The last attempt, this past January, ended in a full scale rescue operation by the U.S. Coast Guard when the team’s research vessel sprung a baseball sized hole in the hull.

“I think at this point we can say we’ve just about seen it all,” says Alford.

Ocean – 3.   Wave Chasers – 0.

Part of what makes the system so complicated is a pair of re-charging spheres– each containing 1,700 D-cell flashlight batteries.    A typical McLane profile unit will only function for about 44 days under normal operating conditions.    But the re-charging spheres, developed by Alford and the Wave Chasers research team, will allow the system to dock and re-charge itself, extending that window of operation to six months.

“A lot of things can affect the way internal waves behave.   Having a longer timeline of sampling data will only function to improve our overall understanding.”

Internal waves are waves just like the ones you see on the surface, only they build, move and break along the bottom of the ocean.   Down this deep, they can build to incredible heights of up to 800 feet tall, taller than your average urban skyscraper.   They pull with them enough energy and heat to affect the entire earth’s climate.  “Internal waves are a major component of the ocean’s circulation system and a key piece of the earth’s climate puzzle,” says Alford.

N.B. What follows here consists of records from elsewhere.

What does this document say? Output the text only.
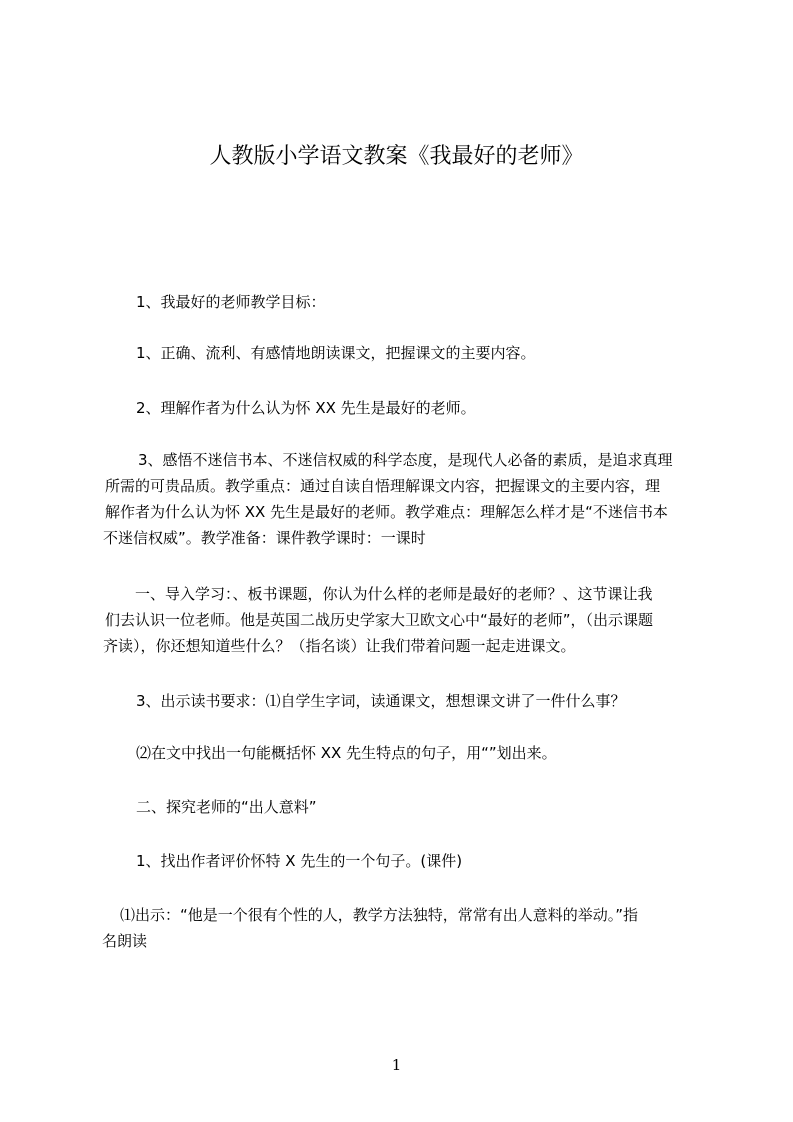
人教版小学语文教案《我最好的老师》
1、我最好的老师教学目标：
1、正确、流利、有感情地朗读课文，把握课文的主要内容。
2、理解作者为什么认为怀 XX 先生是最好的老师。
3、感悟不迷信书本、不迷信权威的科学态度，是现代人必备的素质，是追求真理
所需的可贵品质。教学重点：通过自读自悟理解课文内容，把握课文的主要内容，理
解作者为什么认为怀 XX 先生是最好的老师。教学难点：理解怎么样才是“不迷信书本
不迷信权威”。教学准备：课件教学课时：一课时
一、导入学习：、板书课题，你认为什么样的老师是最好的老师？、这节课让我
们去认识一位老师。他是英国二战历史学家大卫欧文心中“最好的老师”，（出示课题
齐读），你还想知道些什么？（指名谈）让我们带着问题一起走进课文。
3、出示读书要求：⑴自学生字词，读通课文，想想课文讲了一件什么事？
⑵在文中找出一句能概括怀 XX 先生特点的句子，用“”划出来。
二、探究老师的“出人意料”
1、找出作者评价怀特 X 先生的一个句子。(课件)
⑴出示：“他是一个很有个性的人，教学方法独特，常常有出人意料的举动。”指
名朗读
1
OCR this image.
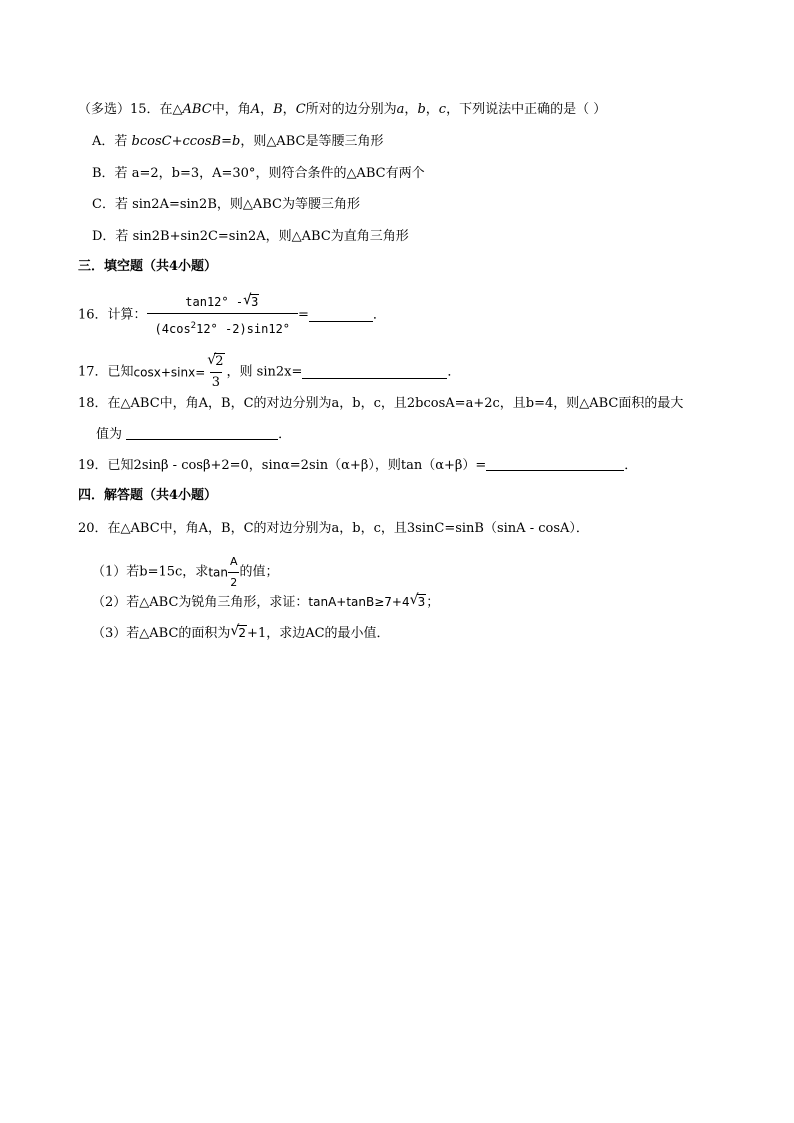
（多选）15．在△ABC中，角A，B，C所对的边分别为a，b，c，下列说法中正确的是（ ）
A．若 bcosC+ccosB=b，则△ABC是等腰三角形
B．若 a=2，b=3，A=30°，则符合条件的△ABC有两个
C．若 sin2A=sin2B，则△ABC为等腰三角形
D．若 sin2B+sin2C=sin2A，则△ABC为直角三角形
三．填空题（共4小题）
16．计算： $\frac{\tan 12^\circ - √ 3}{(4\cos^212^\circ -2)\sin 12^\circ}$ =	．
17．已知$\cos x+\sin x= \frac{√ 2}{3}$ ，则 sin2x=	．
18．在△ABC中，角A，B，C的对边分别为a，b，c，且2bcosA=a+2c，且b=4，则△ABC面积的最大
值为	．
19．已知2sinβ - cosβ+2=0，sinα=2sin（α+β），则tan（α+β）=	．
四．解答题（共4小题）
20．在△ABC中，角A，B，C的对边分别为a，b，c，且3sinC=sinB（sinA - cosA）．
（1）若b=15c，求$\tan \frac{A}{2}$ 的值；
（2）若△ABC为锐角三角形，求证：tanA+tanB≥7+4 √ 3；
（3）若△ABC的面积为 √ 2+1，求边AC的最小值．
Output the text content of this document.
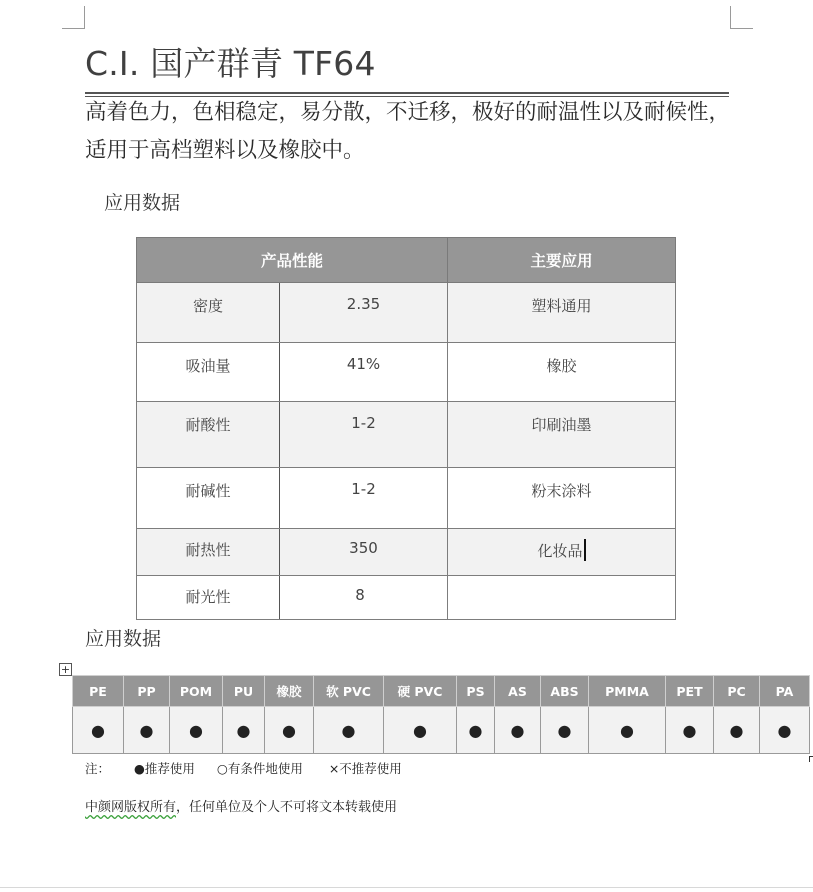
C.I. 国产群青 TF64
高着色力，色相稳定，易分散，不迁移，极好的耐温性以及耐候性，适用于高档塑料以及橡胶中。
应用数据
产品性能		主要应用
密度	2.35	塑料通用
吸油量	41%	橡胶
耐酸性	1-2	印刷油墨
耐碱性	1-2	粉末涂料
耐热性	350	化妆品
耐光性	8	
应用数据
+
PE	PP	POM	PU	橡胶	软 PVC	硬 PVC	PS	AS	ABS	PMMA	PET	PC	PA
●	●	●	●	●	●	●	●	●	●	●	●	●	●
注： ●推荐使用 ○有条件地使用 ×不推荐使用
中颜网版权所有，任何单位及个人不可将文本转载使用
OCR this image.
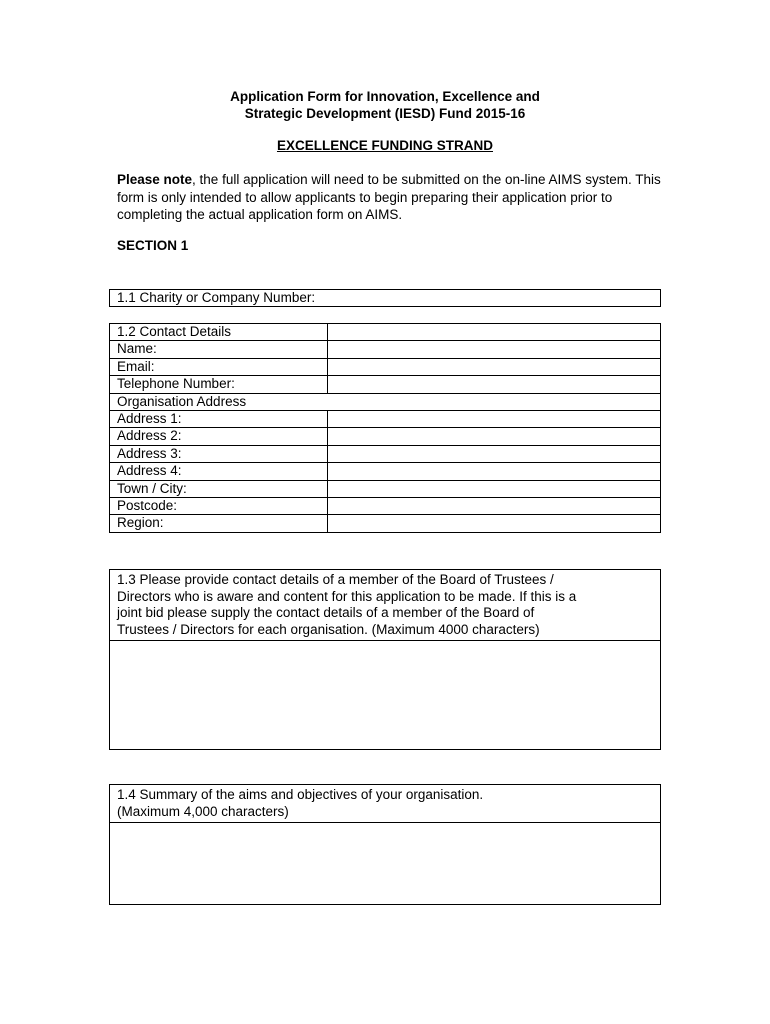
Application Form for Innovation, Excellence and
Strategic Development (IESD) Fund 2015-16
EXCELLENCE FUNDING STRAND
Please note, the full application will need to be submitted on the on-line AIMS system. This form is only intended to allow applicants to begin preparing their application prior to completing the actual application form on AIMS.
SECTION 1
1.1 Charity or Company Number:
1.2 Contact Details	
Name:	
Email:	
Telephone Number:	
Organisation Address	
Address 1:	
Address 2:	
Address 3:	
Address 4:	
Town / City:	
Postcode:	
Region:	
1.3 Please provide contact details of a member of the Board of Trustees /
Directors who is aware and content for this application to be made. If this is a
joint bid please supply the contact details of a member of the Board of
Trustees / Directors for each organisation. (Maximum 4000 characters)
1.4 Summary of the aims and objectives of your organisation.
(Maximum 4,000 characters)
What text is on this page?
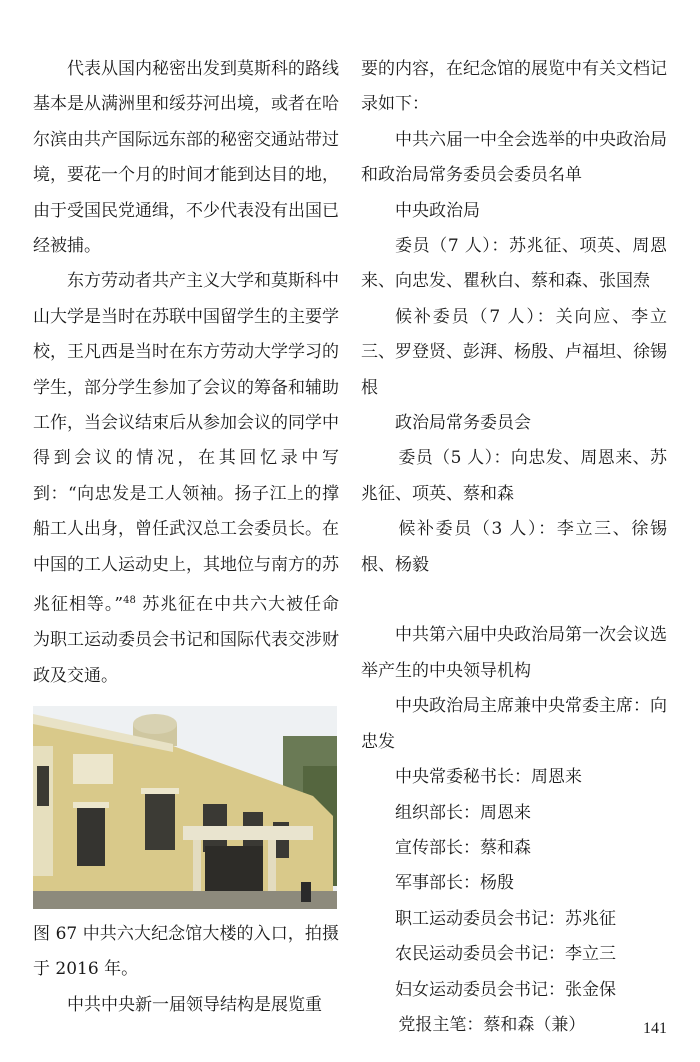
代表从国内秘密出发到莫斯科的路线基本是从满洲里和绥芬河出境，或者在哈尔滨由共产国际远东部的秘密交通站带过境，要花一个月的时间才能到达目的地，由于受国民党通缉，不少代表没有出国已经被捕。

东方劳动者共产主义大学和莫斯科中山大学是当时在苏联中国留学生的主要学校，王凡西是当时在东方劳动大学学习的学生，部分学生参加了会议的筹备和辅助工作，当会议结束后从参加会议的同学中得到会议的情况，在其回忆录中写到：“向忠发是工人领袖。扬子江上的撑船工人出身，曾任武汉总工会委员长。在中国的工人运动史上，其地位与南方的苏兆征相等。”$^{48}$ 苏兆征在中共六大被任命为职工运动委员会书记和国际代表交涉财政及交通。

图 67 中共六大纪念馆大楼的入口，拍摄于 2016 年。

中共中央新一届领导结构是展览重

要的内容，在纪念馆的展览中有关文档记录如下：

中共六届一中全会选举的中央政治局和政治局常务委员会委员名单

中央政治局

委员（7 人）：苏兆征、项英、周恩来、向忠发、瞿秋白、蔡和森、张国焘

候补委员（7 人）：关向应、李立三、罗登贤、彭湃、杨殷、卢福坦、徐锡根

政治局常务委员会

委员（5 人）：向忠发、周恩来、苏兆征、项英、蔡和森

候补委员（3 人）：李立三、徐锡根、杨毅

中共第六届中央政治局第一次会议选举产生的中央领导机构

中央政治局主席兼中央常委主席：向忠发

中央常委秘书长：周恩来

组织部长：周恩来

宣传部长：蔡和森

军事部长：杨殷

职工运动委员会书记：苏兆征

农民运动委员会书记：李立三

妇女运动委员会书记：张金保

党报主笔：蔡和森（兼）	141
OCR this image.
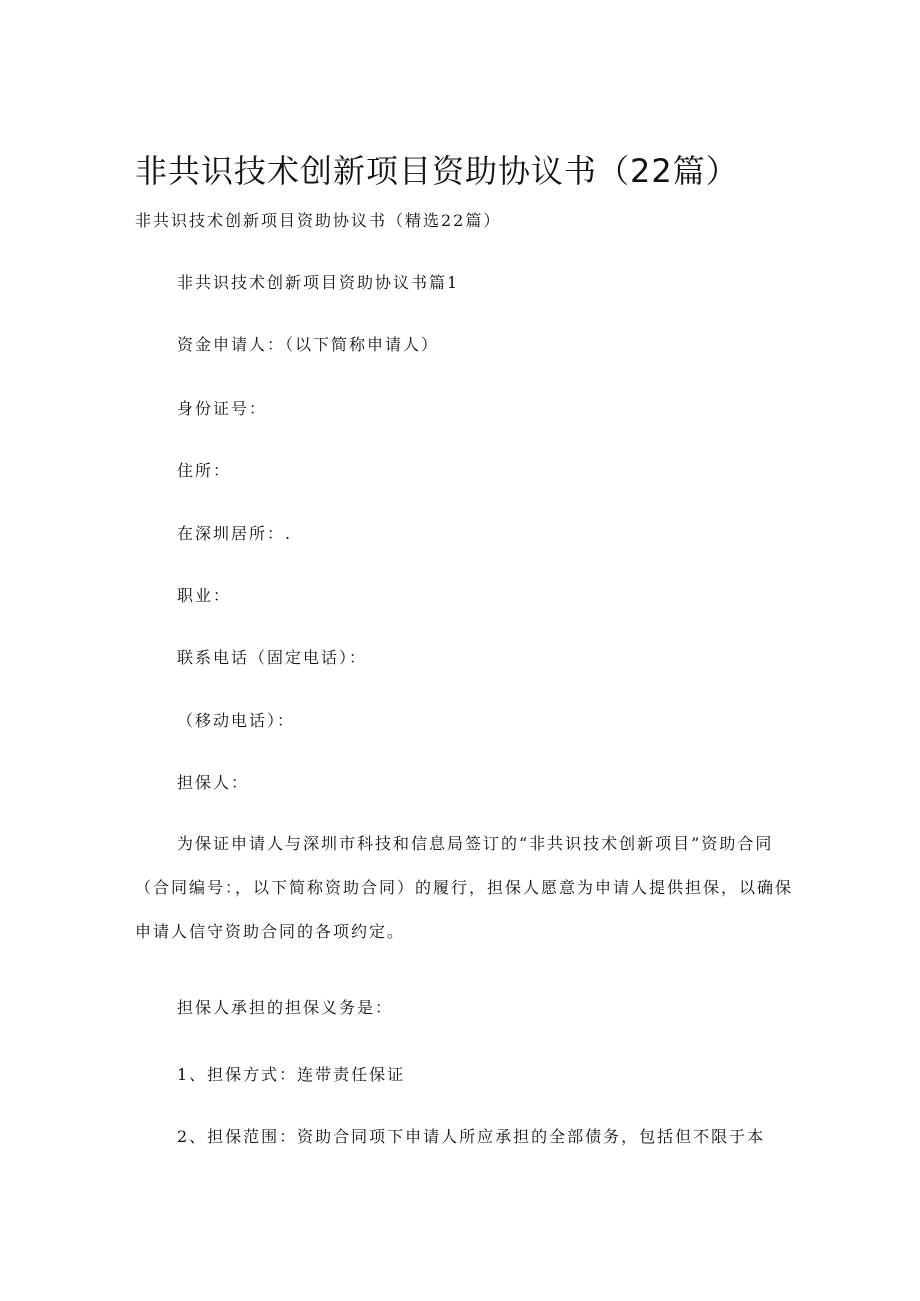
非共识技术创新项目资助协议书（22篇）

非共识技术创新项目资助协议书（精选22篇）

非共识技术创新项目资助协议书篇1

资金申请人：（以下简称申请人）

身份证号：

住所：

在深圳居所：.

职业：

联系电话（固定电话）：

（移动电话）：

担保人：

为保证申请人与深圳市科技和信息局签订的“非共识技术创新项目”资助合同（合同编号：，以下简称资助合同）的履行，担保人愿意为申请人提供担保，以确保申请人信守资助合同的各项约定。

担保人承担的担保义务是：

1、担保方式：连带责任保证

2、担保范围：资助合同项下申请人所应承担的全部债务，包括但不限于本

The next seven days offer the last hope in the foreseeable future for deploying the Wirewalker to the bottom of the Kauai Channel, a 15-thousand foot deep channel 80 miles off the coast of Oahu.   The Wave Chasers are cautiously optimistic.   The system tested and worked in the Puget Sound last month and as of today, is working on land, dockside in an Oahu boat yard.  But tomorrow, they take it out to uncompromising sea.   There, the re-chargable Wirewalker system could prove as important to deep sea internal wave research as the rovers to Mars research.   Or, if the worst happens and the system fails again, funding will run out and the project may sink.   Only time will tell if the fourth try is the charm.